Speaking of which, anyone who clicked on the link to “price war” in the above post saw that the definition of “price war” was “commercial competition characterized by the repeated cutting of prices below those of competitors.” (Emphasis added). That doesn’t fit the example given, in which one of PP’s competitors lowered her price once. You’ll also notice the total absence of an explanation for why Jill thinks the $475 price is “artificially low” (though not as low as PP’s competitors). And if it were true that PP was a for-profit business, then it would have raised prices once it became the only abortion provider in town. No evidence of that is given here.
This story isn’t as much of a whopper as a claim that “it is true” that Christians were opposing genocide 2000 years ago, but it’s pretty high on the list of stories that rely on misdirection and the absence of information.
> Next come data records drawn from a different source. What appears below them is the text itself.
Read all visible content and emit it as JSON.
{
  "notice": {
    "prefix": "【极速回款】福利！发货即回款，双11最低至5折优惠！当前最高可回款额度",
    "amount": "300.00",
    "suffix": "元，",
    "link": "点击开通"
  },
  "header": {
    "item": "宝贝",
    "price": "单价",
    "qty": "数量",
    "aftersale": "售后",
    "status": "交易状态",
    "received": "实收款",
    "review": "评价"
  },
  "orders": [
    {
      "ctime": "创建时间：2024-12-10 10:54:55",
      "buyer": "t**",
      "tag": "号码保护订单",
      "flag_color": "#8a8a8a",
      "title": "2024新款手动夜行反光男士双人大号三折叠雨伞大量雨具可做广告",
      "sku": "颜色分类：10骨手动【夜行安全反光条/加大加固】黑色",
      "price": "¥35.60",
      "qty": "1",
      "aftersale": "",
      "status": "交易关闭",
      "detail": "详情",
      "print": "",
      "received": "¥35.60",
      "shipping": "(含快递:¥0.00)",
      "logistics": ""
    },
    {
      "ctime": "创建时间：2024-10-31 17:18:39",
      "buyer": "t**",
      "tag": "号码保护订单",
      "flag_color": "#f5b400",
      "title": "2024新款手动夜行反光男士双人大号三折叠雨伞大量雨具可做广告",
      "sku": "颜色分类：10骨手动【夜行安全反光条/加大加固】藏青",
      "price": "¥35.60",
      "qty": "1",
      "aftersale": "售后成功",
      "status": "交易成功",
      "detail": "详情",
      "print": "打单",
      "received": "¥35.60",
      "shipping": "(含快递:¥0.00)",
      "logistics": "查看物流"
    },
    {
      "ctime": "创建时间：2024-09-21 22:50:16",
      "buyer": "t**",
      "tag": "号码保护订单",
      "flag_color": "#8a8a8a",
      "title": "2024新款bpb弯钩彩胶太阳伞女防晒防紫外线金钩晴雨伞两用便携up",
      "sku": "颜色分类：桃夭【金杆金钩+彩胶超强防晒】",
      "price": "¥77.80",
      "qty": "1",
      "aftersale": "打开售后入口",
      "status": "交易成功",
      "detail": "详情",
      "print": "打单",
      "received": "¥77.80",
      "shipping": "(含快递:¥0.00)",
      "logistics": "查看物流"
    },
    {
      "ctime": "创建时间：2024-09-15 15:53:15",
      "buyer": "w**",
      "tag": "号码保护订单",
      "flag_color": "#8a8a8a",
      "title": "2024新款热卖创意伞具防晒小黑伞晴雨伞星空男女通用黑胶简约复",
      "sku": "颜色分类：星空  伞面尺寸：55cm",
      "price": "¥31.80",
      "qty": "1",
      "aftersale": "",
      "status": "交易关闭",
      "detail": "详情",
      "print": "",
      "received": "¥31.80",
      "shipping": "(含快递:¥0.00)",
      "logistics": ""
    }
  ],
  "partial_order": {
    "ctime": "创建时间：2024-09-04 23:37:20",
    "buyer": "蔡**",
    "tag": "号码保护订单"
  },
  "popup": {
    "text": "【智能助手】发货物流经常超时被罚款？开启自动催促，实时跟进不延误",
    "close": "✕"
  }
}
Jill, I understand why you don’t respect the intelligence of people who trust you for news. But it’s still not nice to misinform them.
Meanwhile, conservative news media didn’t find a story and low-income Texas women seem be getting better healthcare elsewhere.
In the real world, the number of low-income women getting WHP services dropped significantly, and physicians’ groups complained about getting stuck with patients who needed further health care that a for-profit physician couldn’t afford to subsidize.